Agent-Native Infrastructure
Stephanie: You are deep in working with agents that do not just chat. They have real permissions, local context, and actually take action on your behalf. What does the world look like when we all live in that world?
Andrej: A lot of people here are probably excited about what the agent-native environment looks like. Everything has to be rewritten. Most things are still fundamentally written for humans.
When I use frameworks or libraries, the docs are still written for humans. This is my favorite pet peeve. Why are people still telling me what to do? I don't want to do anything. What is the thing I should copy-paste to my agent?
Every time I am told "go to this URL" or "click here," I think: no. The industry has to decompose workloads into sensors and actuators over the world. How do we make things agent-native? How do we describe them to agents first, and build automation around data structures that are legible to LLMs?
I hope there is a lot of agent-first infrastructure. With MenuGen, the hard part was not writing the code. The trouble was deploying it on Vercel, wiring services, settings, DNS, auth, payments, secrets, and production configuration.
I would hope I could prompt an LLM: build MenuGen. Then I don't touch anything, and it is deployed on the internet. That would be a good test of whether our infrastructure is becoming agent-native.
Ultimately, I do think we are going toward a world where people and organizations have agent representation. My agent will talk to your agent to figure out meeting details and other tasks. That is roughly where things are going.
Education and Understanding
Stephanie: We have to end on education. You are probably one of the best in the world at making complex technical concepts simple, and you think deeply about education. What remains worth learning deeply when intelligence gets cheap?
Andrej: There was a tweet that blew my mind recently, and I keep thinking about it:
You can outsource your thinking, but you can't outsource your understanding.
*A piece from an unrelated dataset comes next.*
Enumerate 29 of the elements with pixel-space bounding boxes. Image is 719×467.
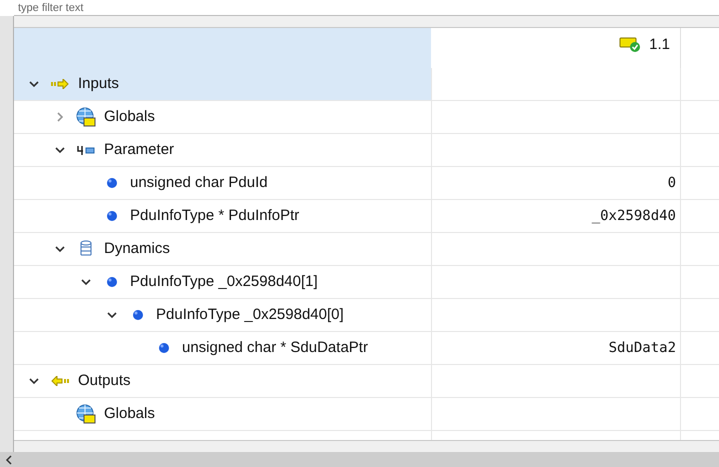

That is nicely put. I am still part of the system. Information still has to make it into my brain. I am becoming the bottleneck of even knowing what we are trying to build, why it is worth doing, and how to direct my agents.
Something still has to direct the thinking and processing. That is constrained by understanding.
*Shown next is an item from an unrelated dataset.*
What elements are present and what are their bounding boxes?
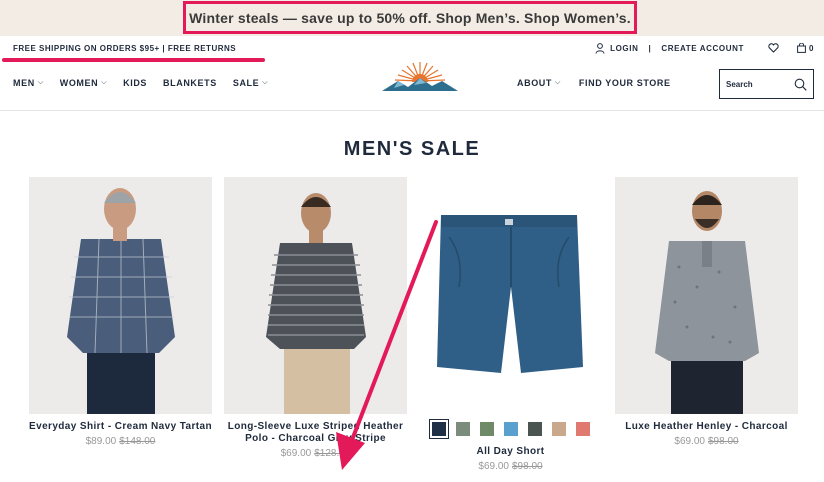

This is one reason I am excited about LLM knowledge bases. They are a way for me to process information. Whenever I see a different projection onto information, I feel like I gain insight. It is synthetic data generation over fixed data.
When I read an article, I have my wiki being built up from those articles. I love asking questions about it. Ultimately these are tools to enhance understanding. Understanding is still the bottleneck because you cannot be a good director if you do not understand.
The LLMs do not fully excel at understanding. You are still uniquely in charge of that. Tools that enhance understanding are incredibly interesting and exciting.
Stephanie: I'm excited to come back here in a couple of years and see if we have been fully automated out of the loop, and whether they take care of understanding as well. Thank you so much, Andrej.
Andrej: Thank you.
Konstantine: Stephanie, Andrej, thank you so much.